Editorial: Pence calls out Trump, but will it matter to voters?

Former Vice President Mike Pence on Saturday issued his most forceful criticism yet of his former boss for what became the Jan. 6 insurrection.

We applaud the Columbus native for at last saying this: “President Trump was wrong. … I had no right to overturn the election. And his reckless words endangered my family and everyone at the Capitol that day, and I know history will hold Donald Trump accountable.”

Reasonable people who witnessed Jan. 6 unfolding in real time already hold Trump accountable for the most violent political bloodshed in our nation’s capital since British invaders torched Washington during the War of 1812. Pence, having been Trump’s VP, had been reluctant to blame his ex-boss, who betrayed Pence and our constitutional order.
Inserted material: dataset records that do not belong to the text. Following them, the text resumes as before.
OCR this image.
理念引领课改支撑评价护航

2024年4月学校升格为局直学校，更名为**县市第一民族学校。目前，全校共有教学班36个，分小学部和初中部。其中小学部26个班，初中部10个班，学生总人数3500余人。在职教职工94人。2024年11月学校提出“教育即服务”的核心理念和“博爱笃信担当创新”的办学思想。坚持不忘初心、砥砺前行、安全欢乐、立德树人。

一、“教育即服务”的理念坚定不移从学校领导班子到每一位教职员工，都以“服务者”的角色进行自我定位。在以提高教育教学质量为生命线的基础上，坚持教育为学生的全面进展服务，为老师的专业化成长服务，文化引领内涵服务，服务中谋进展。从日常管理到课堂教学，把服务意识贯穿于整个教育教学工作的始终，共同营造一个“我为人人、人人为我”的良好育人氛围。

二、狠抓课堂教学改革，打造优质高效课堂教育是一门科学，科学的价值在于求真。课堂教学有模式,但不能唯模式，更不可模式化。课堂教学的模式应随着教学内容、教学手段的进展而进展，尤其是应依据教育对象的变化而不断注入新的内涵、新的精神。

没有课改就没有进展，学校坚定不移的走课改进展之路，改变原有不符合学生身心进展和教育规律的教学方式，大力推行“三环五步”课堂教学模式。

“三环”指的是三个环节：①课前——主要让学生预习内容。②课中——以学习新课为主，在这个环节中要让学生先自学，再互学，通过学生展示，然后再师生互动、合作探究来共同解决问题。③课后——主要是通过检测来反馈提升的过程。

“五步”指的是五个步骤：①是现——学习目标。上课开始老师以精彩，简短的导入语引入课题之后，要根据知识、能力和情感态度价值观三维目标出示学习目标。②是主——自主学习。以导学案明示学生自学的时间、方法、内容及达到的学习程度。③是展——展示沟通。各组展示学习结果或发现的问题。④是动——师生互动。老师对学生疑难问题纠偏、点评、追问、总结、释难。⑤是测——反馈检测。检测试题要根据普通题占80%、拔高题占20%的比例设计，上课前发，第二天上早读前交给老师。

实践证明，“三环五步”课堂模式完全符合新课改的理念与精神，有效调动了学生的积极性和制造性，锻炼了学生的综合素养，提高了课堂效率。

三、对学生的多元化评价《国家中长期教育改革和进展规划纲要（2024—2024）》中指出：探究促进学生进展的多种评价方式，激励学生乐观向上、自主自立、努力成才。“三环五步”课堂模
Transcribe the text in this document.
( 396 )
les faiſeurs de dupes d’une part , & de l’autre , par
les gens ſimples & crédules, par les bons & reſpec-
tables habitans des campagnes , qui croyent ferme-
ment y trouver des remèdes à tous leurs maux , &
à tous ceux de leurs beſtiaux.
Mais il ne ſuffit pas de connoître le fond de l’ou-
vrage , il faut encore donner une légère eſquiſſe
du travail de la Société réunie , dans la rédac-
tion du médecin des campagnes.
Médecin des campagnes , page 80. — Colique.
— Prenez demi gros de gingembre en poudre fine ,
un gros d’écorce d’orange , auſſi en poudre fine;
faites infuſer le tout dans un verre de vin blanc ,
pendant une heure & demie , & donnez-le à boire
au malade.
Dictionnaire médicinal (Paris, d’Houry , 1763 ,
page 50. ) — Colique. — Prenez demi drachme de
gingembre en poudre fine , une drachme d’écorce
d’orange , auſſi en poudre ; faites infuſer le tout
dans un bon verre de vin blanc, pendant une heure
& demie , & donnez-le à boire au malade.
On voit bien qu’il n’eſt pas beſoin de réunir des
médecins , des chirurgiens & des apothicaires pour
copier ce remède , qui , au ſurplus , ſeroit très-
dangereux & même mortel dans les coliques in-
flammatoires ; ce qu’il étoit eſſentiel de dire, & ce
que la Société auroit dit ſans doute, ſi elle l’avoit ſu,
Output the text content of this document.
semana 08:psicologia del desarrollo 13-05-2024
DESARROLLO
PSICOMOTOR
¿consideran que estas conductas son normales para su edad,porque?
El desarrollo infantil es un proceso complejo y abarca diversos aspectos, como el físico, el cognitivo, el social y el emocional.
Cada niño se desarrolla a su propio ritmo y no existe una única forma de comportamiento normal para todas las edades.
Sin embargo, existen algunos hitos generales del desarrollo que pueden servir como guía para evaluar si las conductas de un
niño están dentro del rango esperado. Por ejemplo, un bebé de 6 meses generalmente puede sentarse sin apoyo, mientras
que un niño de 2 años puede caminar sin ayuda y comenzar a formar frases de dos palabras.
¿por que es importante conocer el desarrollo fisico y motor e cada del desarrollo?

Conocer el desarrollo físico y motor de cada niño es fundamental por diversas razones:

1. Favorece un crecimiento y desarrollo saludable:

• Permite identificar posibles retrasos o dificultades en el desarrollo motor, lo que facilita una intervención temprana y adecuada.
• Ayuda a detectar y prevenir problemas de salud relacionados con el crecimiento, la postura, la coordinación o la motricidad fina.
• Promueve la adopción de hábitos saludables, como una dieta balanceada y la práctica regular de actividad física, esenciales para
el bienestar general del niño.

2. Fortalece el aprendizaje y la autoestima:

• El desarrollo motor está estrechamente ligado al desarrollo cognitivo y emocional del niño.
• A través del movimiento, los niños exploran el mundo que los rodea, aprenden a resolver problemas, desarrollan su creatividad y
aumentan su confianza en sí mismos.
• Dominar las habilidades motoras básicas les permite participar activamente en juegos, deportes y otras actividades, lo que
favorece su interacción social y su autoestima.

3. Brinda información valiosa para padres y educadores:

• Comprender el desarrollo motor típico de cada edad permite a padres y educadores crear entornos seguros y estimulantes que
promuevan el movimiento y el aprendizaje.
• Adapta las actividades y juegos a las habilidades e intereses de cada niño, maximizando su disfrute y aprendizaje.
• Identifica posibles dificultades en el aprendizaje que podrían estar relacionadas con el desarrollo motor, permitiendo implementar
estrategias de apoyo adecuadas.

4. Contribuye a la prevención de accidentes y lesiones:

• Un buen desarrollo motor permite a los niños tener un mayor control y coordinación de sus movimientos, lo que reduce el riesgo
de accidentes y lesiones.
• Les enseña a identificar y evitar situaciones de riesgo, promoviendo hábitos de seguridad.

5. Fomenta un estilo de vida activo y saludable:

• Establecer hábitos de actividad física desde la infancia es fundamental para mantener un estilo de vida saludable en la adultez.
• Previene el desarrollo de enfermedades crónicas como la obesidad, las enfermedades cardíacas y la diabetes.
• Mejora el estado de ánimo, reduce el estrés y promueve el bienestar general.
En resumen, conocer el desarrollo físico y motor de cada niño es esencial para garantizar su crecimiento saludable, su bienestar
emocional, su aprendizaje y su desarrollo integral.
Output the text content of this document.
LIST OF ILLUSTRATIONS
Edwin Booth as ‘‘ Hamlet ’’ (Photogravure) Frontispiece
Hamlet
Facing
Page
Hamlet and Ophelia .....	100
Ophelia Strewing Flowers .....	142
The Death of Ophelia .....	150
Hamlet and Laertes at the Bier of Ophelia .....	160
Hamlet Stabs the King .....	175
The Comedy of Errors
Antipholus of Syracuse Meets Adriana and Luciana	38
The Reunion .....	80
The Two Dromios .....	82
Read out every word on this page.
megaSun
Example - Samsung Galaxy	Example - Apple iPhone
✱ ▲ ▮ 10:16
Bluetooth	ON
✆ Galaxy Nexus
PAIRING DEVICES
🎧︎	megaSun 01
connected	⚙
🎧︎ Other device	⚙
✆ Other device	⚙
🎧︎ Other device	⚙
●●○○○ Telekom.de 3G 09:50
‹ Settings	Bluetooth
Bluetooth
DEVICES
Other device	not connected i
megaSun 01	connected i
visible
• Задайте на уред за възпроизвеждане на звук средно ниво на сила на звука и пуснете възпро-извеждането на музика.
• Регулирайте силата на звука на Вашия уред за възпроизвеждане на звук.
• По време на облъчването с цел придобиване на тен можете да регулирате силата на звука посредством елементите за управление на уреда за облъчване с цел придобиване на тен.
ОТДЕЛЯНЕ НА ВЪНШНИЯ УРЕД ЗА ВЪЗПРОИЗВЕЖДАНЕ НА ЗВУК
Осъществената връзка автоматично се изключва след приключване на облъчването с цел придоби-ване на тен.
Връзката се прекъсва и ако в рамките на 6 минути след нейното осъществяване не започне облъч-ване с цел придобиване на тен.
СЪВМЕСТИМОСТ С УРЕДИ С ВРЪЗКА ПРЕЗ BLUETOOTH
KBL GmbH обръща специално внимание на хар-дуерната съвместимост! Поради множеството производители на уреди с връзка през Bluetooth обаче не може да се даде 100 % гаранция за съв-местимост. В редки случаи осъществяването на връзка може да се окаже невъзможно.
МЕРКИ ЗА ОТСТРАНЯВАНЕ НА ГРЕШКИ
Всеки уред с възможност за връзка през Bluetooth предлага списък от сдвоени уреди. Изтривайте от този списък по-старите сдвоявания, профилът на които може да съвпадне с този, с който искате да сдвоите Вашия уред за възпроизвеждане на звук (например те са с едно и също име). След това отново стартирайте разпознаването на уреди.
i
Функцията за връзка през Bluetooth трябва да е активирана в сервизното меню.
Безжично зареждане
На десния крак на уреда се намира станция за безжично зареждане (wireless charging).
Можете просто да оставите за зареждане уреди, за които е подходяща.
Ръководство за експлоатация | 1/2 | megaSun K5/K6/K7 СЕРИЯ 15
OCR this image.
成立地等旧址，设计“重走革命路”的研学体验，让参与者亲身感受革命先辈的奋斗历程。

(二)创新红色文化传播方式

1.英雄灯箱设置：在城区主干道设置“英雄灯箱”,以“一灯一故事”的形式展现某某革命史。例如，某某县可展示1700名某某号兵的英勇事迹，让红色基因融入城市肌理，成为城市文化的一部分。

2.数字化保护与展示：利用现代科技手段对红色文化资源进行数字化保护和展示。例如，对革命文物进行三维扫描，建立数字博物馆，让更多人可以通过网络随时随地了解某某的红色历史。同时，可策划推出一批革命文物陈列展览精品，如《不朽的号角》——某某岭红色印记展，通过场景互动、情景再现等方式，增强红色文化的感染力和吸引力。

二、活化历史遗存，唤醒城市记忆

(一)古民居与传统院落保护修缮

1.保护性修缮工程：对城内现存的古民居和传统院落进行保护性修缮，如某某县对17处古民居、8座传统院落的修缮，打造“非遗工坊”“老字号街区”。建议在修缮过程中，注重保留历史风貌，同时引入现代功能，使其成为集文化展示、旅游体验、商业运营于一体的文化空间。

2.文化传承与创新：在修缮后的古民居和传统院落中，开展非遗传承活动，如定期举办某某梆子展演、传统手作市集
Reasonable people also believe that Pence is running for president now. He hasn’t formally announced, but Pence wrote a memoir. He is touring and shaking hands in the early campaign states of Iowa and New Hampshire. He delivered the remarks above to the National Press Club at the storied white-tie Gridiron Dinner in Washington.

And he is distancing himself from Trump.

This shows Pence understands that his potential appeal to Republican voters with Trump fatigue might include operating in the fact-based world. Pence also said this about the events of Jan. 6: “Make no mistake about it, what happened that day was a disgrace. … And it mocks decency to portray it any other way.”

Without saying so, Pence is talking about Tucker Carlson, the two-faced Fox News propagandist who shamefully lies, recasting Jan. 6 as just Capitol sightseers who took a wrong turn.

We get the impression from Pence’s remarks, and their timing and venue, that he understands the gravity of the maelstrom that he — and our democracy — survived. Insurrectionists who had erected gallows for Pence outside the Capitol came within mere feet of him after he and members of Congress fled a mob fueled by Trump.

We hope Pence realizes how differently things could have turned that day, and we also again encourage him to testify in full to Jan. 6 special counsel Jack Smith. Pence is fighting Smith’s subpoena, but Pence’s legacy — and the facts of Jan. 6 — would be better served if he willingly answered questions under oath.

Trump has announced he is running for the Republican presidential nomination, as has former UN Ambassador Nikki Haley. Florida Gov. Ron DeSantis also is widely believed to be preparing to run, as are several others in the GOP.

Pence has a golden opportunity in this climate to potentially appeal to a great number of voters by being forthright and speaking the truth — including to the special counsel. Doing so, Pence would unapologetically take a bold stand for bedrock traditional conservative values.

Some of those, before the Trump era, used to include integrity, responsibility, honor, and respect for the rule of law.

If Pence boldly stands for these principles and speaks the truth about those who organized and instigated the Jan. 6 insurrection — and those who continue to minimize it — he just might appeal to Republican primary voters who, after Trump, crave these values.

And if voters don’t respond, at least Pence would be able to say he did the right thing.